In https://github.com/scikit-hep/awkward-1.0/pull/194/commits/d125ad78a083af8a29c8ff32167eaeea77458aa8, I changed:
function ak.fromnumpy → ak.from_numpy function ak.fromiter → ak.from_iter function ak.fromjson → ak.from_json function ak.fromawkward0 → ak.from_awkward0 function ak.tonumpy → ak.to_numpy function ak.tolist → ak.to_list function ak.tojson → ak.to_json function ak.tolayout → ak.to_layout function ak.toawkward0 → ak.to_awkward0 function ak.validityerror → ak.validity_error function ak.isvalid → ak.is_valid function ak.withfield → ak.with_field function ak.withname → ak.with_name function ak.tomask → ak.mask function ak.typeof → ak.type parameter checkvalid → check_valid parameter withname → with_name parameter validwhen → valid_when method numbatype → numba_type method beginlist → begin_list method endlist → end_list method begintuple → begin_tuple method endtuple → end_tuple method beginrecord → begin_record method endrecord → end_record
But I didn't change:
function ak.isna function ak.notna function ak.argcross function ak.argchoose method bytestring
You can see the new names in the left-bar of https://awkward-array.readthedocs.io .
Did ak.withname
get missed? I'd also advocate for ak.linear_fit
instead of ak.linearfit
.
withname
got missed, but I noticed it in my current PR and fixed it: with_name
. I also found a few more instances of withfield → with_field
(as a parameter, rather than a function name).
I can do linear_fit
. I'll put it into my current PR.
It's now linear_fit
and mask_identity
: https://github.com/scikit-hep/awkward-1.0/pull/195/commits/43fe180508e6a4addfa596338184a235b95ec1ce (or it will be when scikit-hep/awkward-1.0#195 is done).

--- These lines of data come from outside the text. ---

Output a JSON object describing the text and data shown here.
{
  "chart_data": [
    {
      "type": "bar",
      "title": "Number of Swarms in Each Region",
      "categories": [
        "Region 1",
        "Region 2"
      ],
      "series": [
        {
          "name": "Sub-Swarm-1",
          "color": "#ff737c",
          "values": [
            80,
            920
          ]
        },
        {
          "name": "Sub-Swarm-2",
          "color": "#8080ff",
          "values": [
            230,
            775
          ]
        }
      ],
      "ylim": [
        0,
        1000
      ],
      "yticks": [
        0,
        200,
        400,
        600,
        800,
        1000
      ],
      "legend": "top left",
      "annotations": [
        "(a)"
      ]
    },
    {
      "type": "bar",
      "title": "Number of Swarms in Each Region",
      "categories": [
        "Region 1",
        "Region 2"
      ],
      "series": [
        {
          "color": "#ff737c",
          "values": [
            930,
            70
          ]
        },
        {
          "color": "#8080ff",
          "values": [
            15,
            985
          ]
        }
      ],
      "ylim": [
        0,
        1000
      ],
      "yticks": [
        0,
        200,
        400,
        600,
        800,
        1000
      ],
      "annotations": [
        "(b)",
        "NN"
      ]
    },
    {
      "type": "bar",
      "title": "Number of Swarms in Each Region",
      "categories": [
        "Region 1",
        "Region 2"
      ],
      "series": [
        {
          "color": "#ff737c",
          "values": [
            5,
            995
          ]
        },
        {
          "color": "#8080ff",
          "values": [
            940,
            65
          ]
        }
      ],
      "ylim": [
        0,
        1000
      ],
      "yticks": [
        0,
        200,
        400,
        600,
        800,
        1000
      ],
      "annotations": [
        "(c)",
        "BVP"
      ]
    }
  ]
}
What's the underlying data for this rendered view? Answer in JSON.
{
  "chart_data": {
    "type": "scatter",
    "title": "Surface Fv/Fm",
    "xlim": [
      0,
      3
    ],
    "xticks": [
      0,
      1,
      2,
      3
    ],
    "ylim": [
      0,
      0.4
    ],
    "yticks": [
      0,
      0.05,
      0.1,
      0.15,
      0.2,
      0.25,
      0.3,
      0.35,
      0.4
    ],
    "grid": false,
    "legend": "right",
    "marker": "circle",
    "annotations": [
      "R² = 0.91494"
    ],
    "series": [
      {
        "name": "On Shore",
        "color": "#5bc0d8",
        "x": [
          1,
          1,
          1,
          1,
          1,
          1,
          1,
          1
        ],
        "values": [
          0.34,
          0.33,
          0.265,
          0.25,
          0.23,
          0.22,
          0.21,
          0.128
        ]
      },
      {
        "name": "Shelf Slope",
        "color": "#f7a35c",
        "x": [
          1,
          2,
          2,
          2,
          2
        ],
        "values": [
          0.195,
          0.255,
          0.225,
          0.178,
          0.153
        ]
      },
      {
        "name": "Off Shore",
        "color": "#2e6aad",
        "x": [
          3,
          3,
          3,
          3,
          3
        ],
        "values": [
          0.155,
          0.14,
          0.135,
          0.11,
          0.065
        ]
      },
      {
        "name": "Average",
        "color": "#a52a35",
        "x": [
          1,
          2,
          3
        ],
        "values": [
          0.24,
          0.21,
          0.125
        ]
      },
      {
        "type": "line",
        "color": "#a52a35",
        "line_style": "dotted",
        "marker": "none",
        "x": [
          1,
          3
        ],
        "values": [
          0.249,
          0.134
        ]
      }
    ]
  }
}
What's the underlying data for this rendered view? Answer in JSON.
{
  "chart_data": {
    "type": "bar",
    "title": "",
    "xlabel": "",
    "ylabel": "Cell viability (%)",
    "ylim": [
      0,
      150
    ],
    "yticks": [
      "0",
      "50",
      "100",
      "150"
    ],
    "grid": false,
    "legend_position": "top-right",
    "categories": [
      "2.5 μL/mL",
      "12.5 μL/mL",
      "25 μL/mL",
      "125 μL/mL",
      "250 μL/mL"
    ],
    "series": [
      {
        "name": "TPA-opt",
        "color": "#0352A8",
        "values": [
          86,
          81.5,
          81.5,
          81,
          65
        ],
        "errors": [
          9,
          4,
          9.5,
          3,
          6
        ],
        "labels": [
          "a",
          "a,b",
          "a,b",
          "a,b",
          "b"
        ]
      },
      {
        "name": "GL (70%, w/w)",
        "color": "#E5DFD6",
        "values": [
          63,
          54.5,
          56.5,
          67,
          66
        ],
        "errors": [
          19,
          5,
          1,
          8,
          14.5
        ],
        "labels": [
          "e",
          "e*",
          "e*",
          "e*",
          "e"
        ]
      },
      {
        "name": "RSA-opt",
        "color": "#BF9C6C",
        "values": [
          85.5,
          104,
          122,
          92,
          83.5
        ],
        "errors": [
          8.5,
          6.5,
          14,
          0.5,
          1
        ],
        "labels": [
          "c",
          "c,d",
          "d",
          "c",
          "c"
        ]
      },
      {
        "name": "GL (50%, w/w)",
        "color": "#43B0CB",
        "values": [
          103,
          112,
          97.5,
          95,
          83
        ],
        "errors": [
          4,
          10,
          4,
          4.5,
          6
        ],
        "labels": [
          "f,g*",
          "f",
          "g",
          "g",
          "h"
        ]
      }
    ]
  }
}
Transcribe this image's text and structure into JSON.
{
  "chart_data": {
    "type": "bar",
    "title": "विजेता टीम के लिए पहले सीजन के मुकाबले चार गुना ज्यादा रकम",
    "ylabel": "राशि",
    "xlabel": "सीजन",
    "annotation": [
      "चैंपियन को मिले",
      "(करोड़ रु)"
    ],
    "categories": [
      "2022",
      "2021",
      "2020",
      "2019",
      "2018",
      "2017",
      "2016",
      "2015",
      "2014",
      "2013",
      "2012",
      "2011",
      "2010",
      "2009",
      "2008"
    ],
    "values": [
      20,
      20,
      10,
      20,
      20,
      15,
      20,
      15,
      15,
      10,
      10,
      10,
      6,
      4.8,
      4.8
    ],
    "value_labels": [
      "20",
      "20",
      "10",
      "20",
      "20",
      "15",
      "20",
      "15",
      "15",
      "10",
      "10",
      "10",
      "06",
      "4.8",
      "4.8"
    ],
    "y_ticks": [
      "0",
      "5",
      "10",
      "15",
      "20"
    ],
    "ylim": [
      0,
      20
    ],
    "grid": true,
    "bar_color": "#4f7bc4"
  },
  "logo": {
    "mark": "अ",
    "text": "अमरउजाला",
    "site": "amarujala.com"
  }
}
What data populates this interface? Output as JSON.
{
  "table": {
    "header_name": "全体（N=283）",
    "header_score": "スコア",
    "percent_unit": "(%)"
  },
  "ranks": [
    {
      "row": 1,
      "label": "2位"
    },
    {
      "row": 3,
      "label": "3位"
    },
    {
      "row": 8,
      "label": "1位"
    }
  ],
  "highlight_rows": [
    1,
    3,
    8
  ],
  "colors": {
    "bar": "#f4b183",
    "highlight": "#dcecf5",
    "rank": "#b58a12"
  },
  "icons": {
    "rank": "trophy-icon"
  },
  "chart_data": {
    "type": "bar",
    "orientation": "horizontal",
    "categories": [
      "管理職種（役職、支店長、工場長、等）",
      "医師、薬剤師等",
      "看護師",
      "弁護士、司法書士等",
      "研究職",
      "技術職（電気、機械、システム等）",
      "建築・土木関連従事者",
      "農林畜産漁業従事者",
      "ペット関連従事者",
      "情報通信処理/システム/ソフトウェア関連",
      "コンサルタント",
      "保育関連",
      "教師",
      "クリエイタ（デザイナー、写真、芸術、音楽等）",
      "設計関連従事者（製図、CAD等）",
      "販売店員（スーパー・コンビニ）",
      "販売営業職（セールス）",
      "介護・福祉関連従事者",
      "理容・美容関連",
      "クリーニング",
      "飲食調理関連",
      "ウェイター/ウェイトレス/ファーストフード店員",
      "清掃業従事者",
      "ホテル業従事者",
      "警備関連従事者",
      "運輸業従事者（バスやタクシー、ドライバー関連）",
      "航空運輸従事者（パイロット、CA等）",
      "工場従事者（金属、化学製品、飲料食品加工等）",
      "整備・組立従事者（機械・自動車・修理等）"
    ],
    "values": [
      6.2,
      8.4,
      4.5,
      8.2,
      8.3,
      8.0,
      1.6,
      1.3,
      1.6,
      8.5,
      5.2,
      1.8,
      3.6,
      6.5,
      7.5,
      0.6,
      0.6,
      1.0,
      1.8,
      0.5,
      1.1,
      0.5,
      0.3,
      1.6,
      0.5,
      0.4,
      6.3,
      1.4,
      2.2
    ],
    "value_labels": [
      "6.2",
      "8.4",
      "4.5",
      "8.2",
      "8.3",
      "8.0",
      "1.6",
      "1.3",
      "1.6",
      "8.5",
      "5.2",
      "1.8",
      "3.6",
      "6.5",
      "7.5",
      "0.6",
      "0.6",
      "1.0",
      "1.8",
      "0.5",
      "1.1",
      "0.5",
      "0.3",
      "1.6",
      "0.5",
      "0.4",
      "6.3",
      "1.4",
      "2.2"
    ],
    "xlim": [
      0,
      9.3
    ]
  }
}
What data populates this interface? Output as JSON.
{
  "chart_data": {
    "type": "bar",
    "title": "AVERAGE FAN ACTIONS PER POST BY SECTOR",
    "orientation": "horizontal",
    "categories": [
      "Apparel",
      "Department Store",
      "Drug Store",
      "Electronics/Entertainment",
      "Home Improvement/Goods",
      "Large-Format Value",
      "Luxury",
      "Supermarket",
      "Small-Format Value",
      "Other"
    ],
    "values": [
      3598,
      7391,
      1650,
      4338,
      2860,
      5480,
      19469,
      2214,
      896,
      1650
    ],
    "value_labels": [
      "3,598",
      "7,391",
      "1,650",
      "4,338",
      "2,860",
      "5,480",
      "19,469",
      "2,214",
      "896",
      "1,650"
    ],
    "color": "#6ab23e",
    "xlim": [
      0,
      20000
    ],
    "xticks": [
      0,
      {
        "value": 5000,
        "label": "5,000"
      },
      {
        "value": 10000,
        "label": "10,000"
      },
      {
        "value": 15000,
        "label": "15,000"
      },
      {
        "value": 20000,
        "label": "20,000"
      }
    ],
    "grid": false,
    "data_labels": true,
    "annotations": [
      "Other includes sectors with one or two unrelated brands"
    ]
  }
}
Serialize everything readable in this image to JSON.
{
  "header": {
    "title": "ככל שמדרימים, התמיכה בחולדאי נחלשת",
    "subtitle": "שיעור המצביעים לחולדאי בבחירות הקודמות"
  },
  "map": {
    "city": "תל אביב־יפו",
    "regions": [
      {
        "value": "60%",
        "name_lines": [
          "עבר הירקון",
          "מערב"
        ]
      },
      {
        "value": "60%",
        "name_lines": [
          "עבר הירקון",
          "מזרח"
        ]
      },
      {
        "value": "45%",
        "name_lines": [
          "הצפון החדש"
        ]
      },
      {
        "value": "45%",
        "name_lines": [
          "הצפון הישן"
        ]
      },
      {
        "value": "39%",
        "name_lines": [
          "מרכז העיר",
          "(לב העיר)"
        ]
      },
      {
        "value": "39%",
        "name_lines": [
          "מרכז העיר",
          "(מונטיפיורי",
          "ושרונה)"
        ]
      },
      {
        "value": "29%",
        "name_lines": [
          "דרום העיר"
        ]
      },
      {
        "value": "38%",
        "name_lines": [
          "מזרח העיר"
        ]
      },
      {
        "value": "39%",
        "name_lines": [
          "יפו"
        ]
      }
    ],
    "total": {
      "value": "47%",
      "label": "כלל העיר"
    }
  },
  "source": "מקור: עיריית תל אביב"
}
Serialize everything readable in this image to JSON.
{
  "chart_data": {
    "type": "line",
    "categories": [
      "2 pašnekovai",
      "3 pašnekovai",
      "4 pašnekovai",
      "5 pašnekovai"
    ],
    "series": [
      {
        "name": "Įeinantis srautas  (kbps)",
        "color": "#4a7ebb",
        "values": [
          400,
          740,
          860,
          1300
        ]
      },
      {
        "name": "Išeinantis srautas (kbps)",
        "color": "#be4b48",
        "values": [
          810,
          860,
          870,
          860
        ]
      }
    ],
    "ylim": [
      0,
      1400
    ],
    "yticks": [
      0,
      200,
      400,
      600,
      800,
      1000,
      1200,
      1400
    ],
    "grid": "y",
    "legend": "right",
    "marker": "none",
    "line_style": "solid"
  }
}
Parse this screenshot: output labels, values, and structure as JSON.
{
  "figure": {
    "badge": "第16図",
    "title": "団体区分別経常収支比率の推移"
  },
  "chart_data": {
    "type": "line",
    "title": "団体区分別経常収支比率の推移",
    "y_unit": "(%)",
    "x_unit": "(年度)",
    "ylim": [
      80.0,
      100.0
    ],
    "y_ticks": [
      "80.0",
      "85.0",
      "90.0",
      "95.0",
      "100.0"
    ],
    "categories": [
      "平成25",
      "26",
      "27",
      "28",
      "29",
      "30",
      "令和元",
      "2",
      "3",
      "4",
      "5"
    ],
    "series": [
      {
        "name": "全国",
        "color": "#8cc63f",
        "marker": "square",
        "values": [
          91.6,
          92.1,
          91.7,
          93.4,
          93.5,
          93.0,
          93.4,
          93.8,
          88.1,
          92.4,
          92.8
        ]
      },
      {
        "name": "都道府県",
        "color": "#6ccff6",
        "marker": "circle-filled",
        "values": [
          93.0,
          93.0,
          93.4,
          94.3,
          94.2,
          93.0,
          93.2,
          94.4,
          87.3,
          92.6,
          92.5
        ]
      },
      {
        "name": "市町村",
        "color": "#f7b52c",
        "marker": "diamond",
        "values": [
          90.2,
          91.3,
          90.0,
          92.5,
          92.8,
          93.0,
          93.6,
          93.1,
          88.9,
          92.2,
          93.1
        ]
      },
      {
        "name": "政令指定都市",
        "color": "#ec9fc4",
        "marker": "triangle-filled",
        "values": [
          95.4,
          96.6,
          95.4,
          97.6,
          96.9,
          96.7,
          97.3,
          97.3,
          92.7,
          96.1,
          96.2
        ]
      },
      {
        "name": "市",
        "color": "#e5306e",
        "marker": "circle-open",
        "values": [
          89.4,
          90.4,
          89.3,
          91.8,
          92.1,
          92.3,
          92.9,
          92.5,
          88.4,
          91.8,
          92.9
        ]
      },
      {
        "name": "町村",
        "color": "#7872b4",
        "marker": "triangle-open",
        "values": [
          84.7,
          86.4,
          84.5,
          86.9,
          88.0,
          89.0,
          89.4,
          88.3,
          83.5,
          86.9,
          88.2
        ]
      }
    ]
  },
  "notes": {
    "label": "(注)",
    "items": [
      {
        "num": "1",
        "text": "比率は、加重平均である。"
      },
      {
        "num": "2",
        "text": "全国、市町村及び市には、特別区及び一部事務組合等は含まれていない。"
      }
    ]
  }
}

Python uses snake_case for most methods. awkward-array has some long all-lowercase public methods in some classes without spaces, which I find very hard to read. Examples:
I suppose this style originates from numpy, some examples can be found here: https://docs.scipy.org/doc/numpy/reference/arrays.ndarray.html
To my surprise, PeP8 does not prohibit this style, but at least discourages it: https://www.python.org/dev/peps/pep-0008/#function-and-variable-names "Function names should be lowercase, with words separated by underscores as necessary to improve readability."
I personally can see no advantage in naming something "offsetsaliased" over "offsets_aliased", the latter is clearly more readable. Perhaps it is not too late for awkward1 to do this better?